A cet égard, la cour relève que le courrier d’observations de l’employeur du 27 juin 2018 ne contient aucune critique envers l’observation pour l’avenir « avantage en nature : produits de l’entreprise » notifiée au point 18 de la lettre d’observations et aucune des pièces annexées à ce courrier ne vient contredire les constatations de l’inspecteur du recouvrement.
Or, les éléments nécessaires à la vérification de l’application de la tolérance administrative d’exclusion de l’assiette de cotisations des réductions tarifaires accordées à ses salariés doivent avoir été produits par l’employeur lors des opérations de contrôle, afin de mettre l’agent chargé du contrôle en mesure d’en apprécier le bien-fondé (2e Civ., 7 janvier 2021, pourvoi n° 19-20.035, 19-19.395).
En l’espèce, les éléments dont entend se prévaloir la société [4] à hauteur de cour pour contester l’observation pour l’avenir ont été produits postérieurement aux opérations de contrôle, de sorte qu’ils doivent être écartés et l’observation pour l’avenir validée.
Le jugement déféré sera infirmé en ce qu’il a annulé la décision de l’URSSAF d’Alsace du 29 août 2018 ainsi que la décision de la commission de recours amiable du 9 avril 2019.
Sur les dépens et l’article 700 du code de procédure civile :
Les dispositions du jugement déféré quant aux frais et dépens seront infirmées.

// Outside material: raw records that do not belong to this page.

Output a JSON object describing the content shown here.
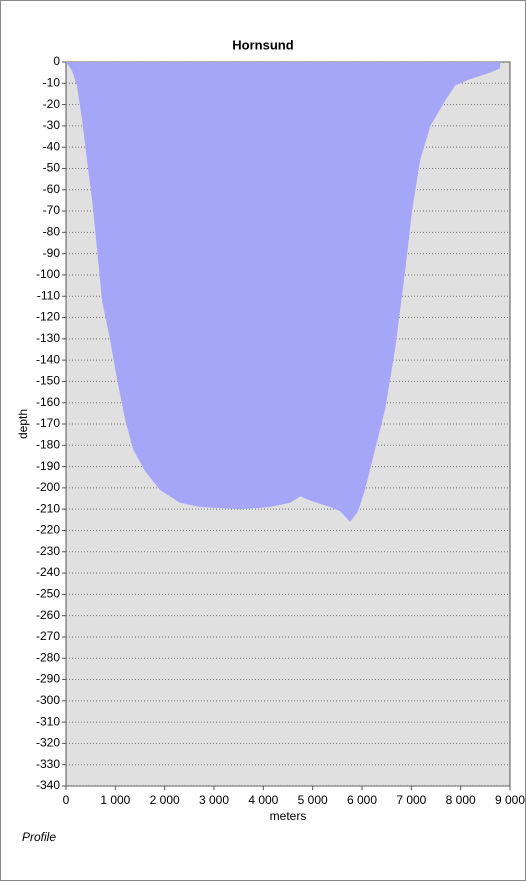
{
  "chart_data": {
    "type": "area",
    "title": "Hornsund",
    "xlabel": "meters",
    "ylabel": "depth",
    "footer": "Profile",
    "color": "#a6a6f8",
    "grid": true,
    "x": [
      0,
      120,
      220,
      325,
      425,
      530,
      630,
      730,
      890,
      1035,
      1200,
      1360,
      1600,
      1905,
      2310,
      2720,
      3530,
      4140,
      4545,
      4750,
      4950,
      5355,
      5560,
      5760,
      5920,
      6060,
      6265,
      6470,
      6670,
      6875,
      7020,
      7180,
      7385,
      7690,
      7890,
      8200,
      8600,
      8800
    ],
    "values": [
      0,
      -4,
      -11,
      -27,
      -46,
      -65,
      -88,
      -112,
      -130,
      -149,
      -168,
      -182,
      -192,
      -201,
      -207,
      -209,
      -210,
      -209,
      -207,
      -204,
      -206,
      -209,
      -211,
      -216,
      -211,
      -201,
      -182,
      -163,
      -135,
      -98,
      -69,
      -46,
      -30,
      -18,
      -11,
      -8,
      -5,
      -3
    ],
    "xlim": [
      0,
      9000
    ],
    "xticks": [
      0,
      {
        "value": 1000,
        "label": "1 000"
      },
      {
        "value": 2000,
        "label": "2 000"
      },
      {
        "value": 3000,
        "label": "3 000"
      },
      {
        "value": 4000,
        "label": "4 000"
      },
      {
        "value": 5000,
        "label": "5 000"
      },
      {
        "value": 6000,
        "label": "6 000"
      },
      {
        "value": 7000,
        "label": "7 000"
      },
      {
        "value": 8000,
        "label": "8 000"
      },
      {
        "value": 9000,
        "label": "9 000"
      }
    ],
    "ylim": [
      -340,
      0
    ],
    "yticks": [
      0,
      -10,
      -20,
      -30,
      -40,
      -50,
      -60,
      -70,
      -80,
      -90,
      -100,
      -110,
      -120,
      -130,
      -140,
      -150,
      -160,
      -170,
      -180,
      -190,
      -200,
      -210,
      -220,
      -230,
      -240,
      -250,
      -260,
      -270,
      -280,
      -290,
      -300,
      -310,
      -320,
      -330,
      -340
    ]
  }
}
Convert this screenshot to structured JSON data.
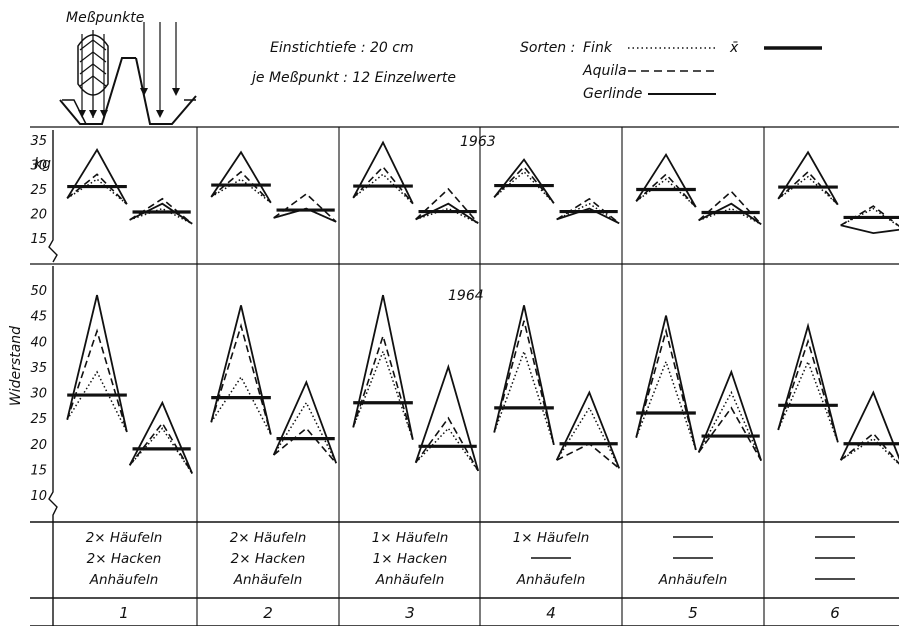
{
  "header": {
    "mess_label": "Meßpunkte",
    "depth": "Einstichtiefe : 20 cm",
    "per_point": "je Meßpunkt : 12 Einzelwerte",
    "sorten_label": "Sorten :",
    "mean_label": "x̄"
  },
  "legend": [
    {
      "name": "Fink",
      "style": "dotted"
    },
    {
      "name": "Aquila",
      "style": "dashed"
    },
    {
      "name": "Gerlinde",
      "style": "solid"
    }
  ],
  "chart_data": {
    "type": "line",
    "ylabel": "Widerstand",
    "unit": "kg",
    "variants": [
      "1",
      "2",
      "3",
      "4",
      "5",
      "6"
    ],
    "treatments": [
      [
        "2× Häufeln",
        "2× Hacken",
        "Anhäufeln"
      ],
      [
        "2× Häufeln",
        "2× Hacken",
        "Anhäufeln"
      ],
      [
        "1× Häufeln",
        "1× Hacken",
        "Anhäufeln"
      ],
      [
        "1× Häufeln",
        "—",
        "Anhäufeln"
      ],
      [
        "—",
        "—",
        "Anhäufeln"
      ],
      [
        "—",
        "—",
        "—"
      ]
    ],
    "panels": [
      {
        "year": "1963",
        "ylim": [
          15,
          35
        ],
        "yticks": [
          15,
          20,
          25,
          30,
          35
        ],
        "points": [
          {
            "fink": {
              "ridge": 27,
              "furrow": 21
            },
            "aquila": {
              "ridge": 28,
              "furrow": 23
            },
            "gerlinde": {
              "ridge": 33,
              "furrow": 22
            },
            "mean": {
              "ridge": 25.5,
              "furrow": 20.3
            }
          },
          {
            "fink": {
              "ridge": 27,
              "furrow": 21
            },
            "aquila": {
              "ridge": 28.5,
              "furrow": 24
            },
            "gerlinde": {
              "ridge": 32.5,
              "furrow": 21
            },
            "mean": {
              "ridge": 25.8,
              "furrow": 20.7
            }
          },
          {
            "fink": {
              "ridge": 28,
              "furrow": 21
            },
            "aquila": {
              "ridge": 29.5,
              "furrow": 25
            },
            "gerlinde": {
              "ridge": 34.5,
              "furrow": 22
            },
            "mean": {
              "ridge": 25.6,
              "furrow": 20.4
            }
          },
          {
            "fink": {
              "ridge": 28.5,
              "furrow": 22
            },
            "aquila": {
              "ridge": 29.5,
              "furrow": 23
            },
            "gerlinde": {
              "ridge": 31,
              "furrow": 21
            },
            "mean": {
              "ridge": 25.7,
              "furrow": 20.4
            }
          },
          {
            "fink": {
              "ridge": 27,
              "furrow": 21
            },
            "aquila": {
              "ridge": 28,
              "furrow": 24.5
            },
            "gerlinde": {
              "ridge": 32,
              "furrow": 22
            },
            "mean": {
              "ridge": 24.9,
              "furrow": 20.2
            }
          },
          {
            "fink": {
              "ridge": 27.5,
              "furrow": 21
            },
            "aquila": {
              "ridge": 28.5,
              "furrow": 21.5
            },
            "gerlinde": {
              "ridge": 32.5,
              "furrow": 16
            },
            "mean": {
              "ridge": 25.4,
              "furrow": 19.2
            }
          }
        ]
      },
      {
        "year": "1964",
        "ylim": [
          10,
          50
        ],
        "yticks": [
          10,
          15,
          20,
          25,
          30,
          35,
          40,
          45,
          50
        ],
        "points": [
          {
            "fink": {
              "ridge": 34,
              "furrow": 23
            },
            "aquila": {
              "ridge": 42,
              "furrow": 24
            },
            "gerlinde": {
              "ridge": 49,
              "furrow": 28
            },
            "mean": {
              "ridge": 29.5,
              "furrow": 19
            }
          },
          {
            "fink": {
              "ridge": 33,
              "furrow": 28
            },
            "aquila": {
              "ridge": 43,
              "furrow": 23
            },
            "gerlinde": {
              "ridge": 47,
              "furrow": 32
            },
            "mean": {
              "ridge": 29,
              "furrow": 21
            }
          },
          {
            "fink": {
              "ridge": 38,
              "furrow": 23
            },
            "aquila": {
              "ridge": 41,
              "furrow": 25
            },
            "gerlinde": {
              "ridge": 49,
              "furrow": 35
            },
            "mean": {
              "ridge": 28,
              "furrow": 19.5
            }
          },
          {
            "fink": {
              "ridge": 38,
              "furrow": 27
            },
            "aquila": {
              "ridge": 44,
              "furrow": 20
            },
            "gerlinde": {
              "ridge": 47,
              "furrow": 30
            },
            "mean": {
              "ridge": 27,
              "furrow": 20
            }
          },
          {
            "fink": {
              "ridge": 36,
              "furrow": 30
            },
            "aquila": {
              "ridge": 42,
              "furrow": 27
            },
            "gerlinde": {
              "ridge": 45,
              "furrow": 34
            },
            "mean": {
              "ridge": 26,
              "furrow": 21.5
            }
          },
          {
            "fink": {
              "ridge": 36,
              "furrow": 21
            },
            "aquila": {
              "ridge": 40,
              "furrow": 22
            },
            "gerlinde": {
              "ridge": 43,
              "furrow": 30
            },
            "mean": {
              "ridge": 27.5,
              "furrow": 20
            }
          }
        ]
      }
    ]
  }
}
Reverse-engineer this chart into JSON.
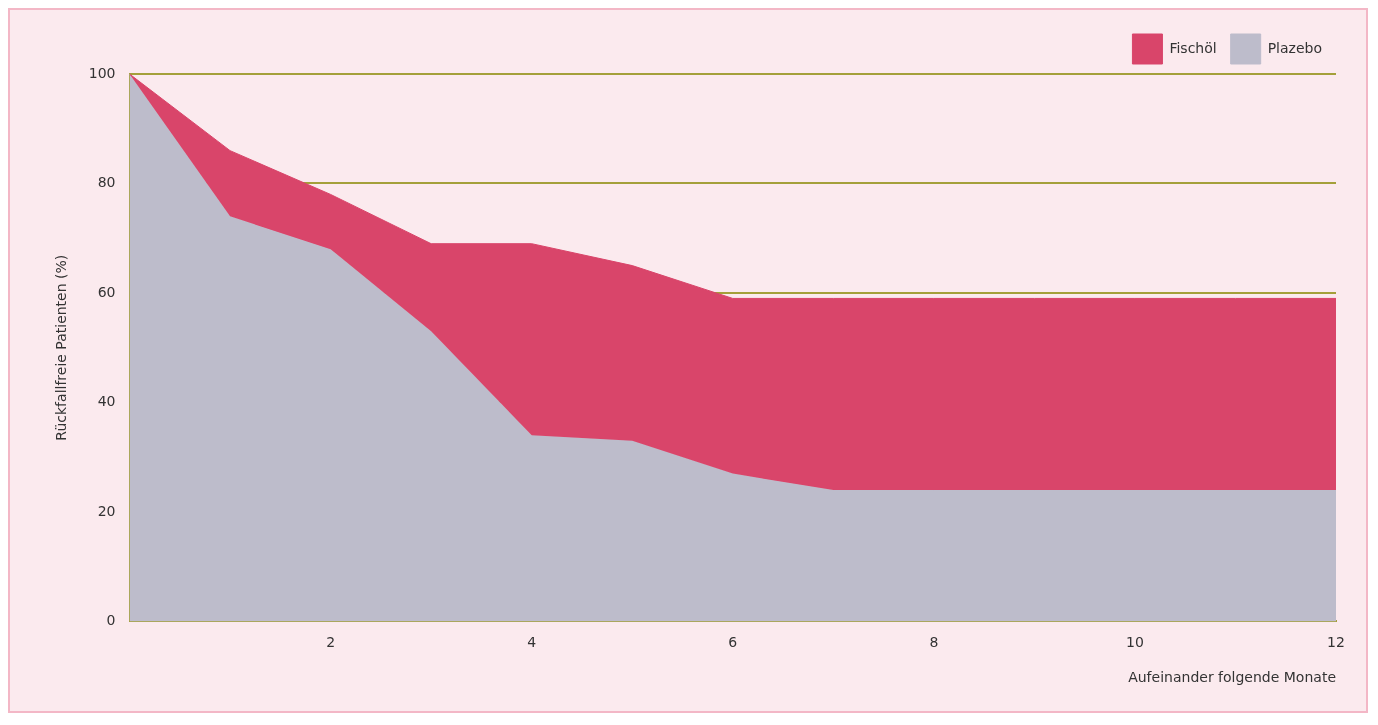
{
  "chart_data": {
    "type": "area",
    "xlabel": "Aufeinander folgende Monate",
    "ylabel": "Rückfallfreie Patienten (%)",
    "x": [
      0,
      1,
      2,
      3,
      4,
      5,
      6,
      7,
      8,
      9,
      10,
      11,
      12
    ],
    "series": [
      {
        "name": "Fischöl",
        "color": "#d9456a",
        "values": [
          100,
          86,
          78,
          69,
          69,
          65,
          59,
          59,
          59,
          59,
          59,
          59,
          59
        ]
      },
      {
        "name": "Plazebo",
        "color": "#bdbccb",
        "values": [
          100,
          74,
          68,
          53,
          34,
          33,
          27,
          24,
          24,
          24,
          24,
          24,
          24
        ]
      }
    ],
    "xlim": [
      0,
      12
    ],
    "xticks": [
      {
        "value": 0,
        "label": null
      },
      2,
      4,
      6,
      8,
      10,
      12
    ],
    "ylim": [
      0,
      100
    ],
    "yticks": [
      0,
      20,
      40,
      60,
      80,
      100
    ],
    "grid": "y",
    "legend": "top right"
  }
}
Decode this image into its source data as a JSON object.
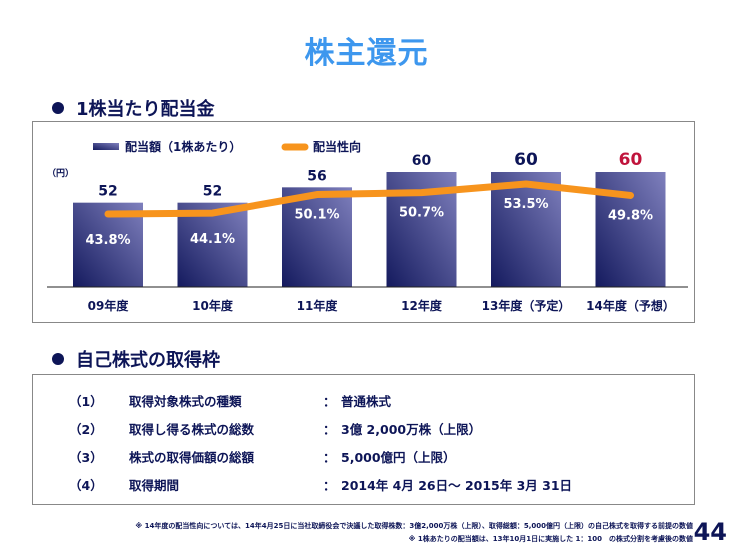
{
  "page_title": "株主還元",
  "section1": {
    "heading": "1株当たり配当金"
  },
  "section2": {
    "heading": "自己株式の取得枠",
    "rows": [
      {
        "num": "（1）",
        "label": "取得対象株式の種類",
        "colon": "：",
        "value": "普通株式"
      },
      {
        "num": "（2）",
        "label": "取得し得る株式の総数",
        "colon": "：",
        "value": "3億 2,000万株（上限）"
      },
      {
        "num": "（3）",
        "label": "株式の取得価額の総額",
        "colon": "：",
        "value": "5,000億円（上限）"
      },
      {
        "num": "（4）",
        "label": "取得期間",
        "colon": "：",
        "value": "2014年 4月 26日～ 2015年 3月 31日"
      }
    ]
  },
  "footnotes": [
    "※ 14年度の配当性向については、14年4月25日に当社取締役会で決議した取得株数：3億2,000万株（上限）、取得総額：5,000億円（上限）の自己株式を取得する前提の数値",
    "※ 1株あたりの配当額は、13年10月1日に実施した 1：100　の株式分割を考慮後の数値"
  ],
  "page_number": "44",
  "colors": {
    "bar_dark": "#141a5e",
    "bar_light": "#7878b8",
    "line": "#f7941d",
    "highlight": "#c0143c",
    "text": "#0d1557"
  },
  "chart_data": {
    "type": "bar",
    "title": "",
    "ylabel": "（円）",
    "ylim": [
      0,
      60
    ],
    "legend": {
      "bar": "配当額（1株あたり）",
      "line": "配当性向",
      "placement": "top-left"
    },
    "categories": [
      "09年度",
      "10年度",
      "11年度",
      "12年度",
      "13年度（予定）",
      "14年度（予想）"
    ],
    "series": [
      {
        "name": "配当額（1株あたり）",
        "type": "bar",
        "values": [
          52,
          52,
          56,
          60,
          60,
          60
        ],
        "labels": [
          "52",
          "52",
          "56",
          "60",
          "60",
          "60"
        ]
      },
      {
        "name": "配当性向",
        "type": "line",
        "values": [
          43.8,
          44.1,
          50.1,
          50.7,
          53.5,
          49.8
        ],
        "labels": [
          "43.8%",
          "44.1%",
          "50.1%",
          "50.7%",
          "53.5%",
          "49.8%"
        ]
      }
    ],
    "highlight_label_index": 5
  }
}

Succombant, la société [4] supportera la charge des dépens de première instance et d’appel et sera déboutée de sa demande au titre de l’article 700 du code de procédure civile.
PAR CES MOTIFS
LA COUR, statuant par arrêt contradictoire, prononcé publiquement par mise à disposition au greffe,
INFIRME le jugement déféré en toutes ses dispositions,
Statuant à nouveau et y ajoutant,
VALIDE l’observation pour l’avenir formulée au point 18 de la lettre d’observations du 25 mai 2018,
CONFIRME la décision de l’URSSAF d’Alsace du 29 août 2018,
DEBOUTE la société [4] de sa demande sur le fondement de l’article 700 du code de procédure civile,
CONDAMNE la société [4] aux dépens de première instance et d’appel.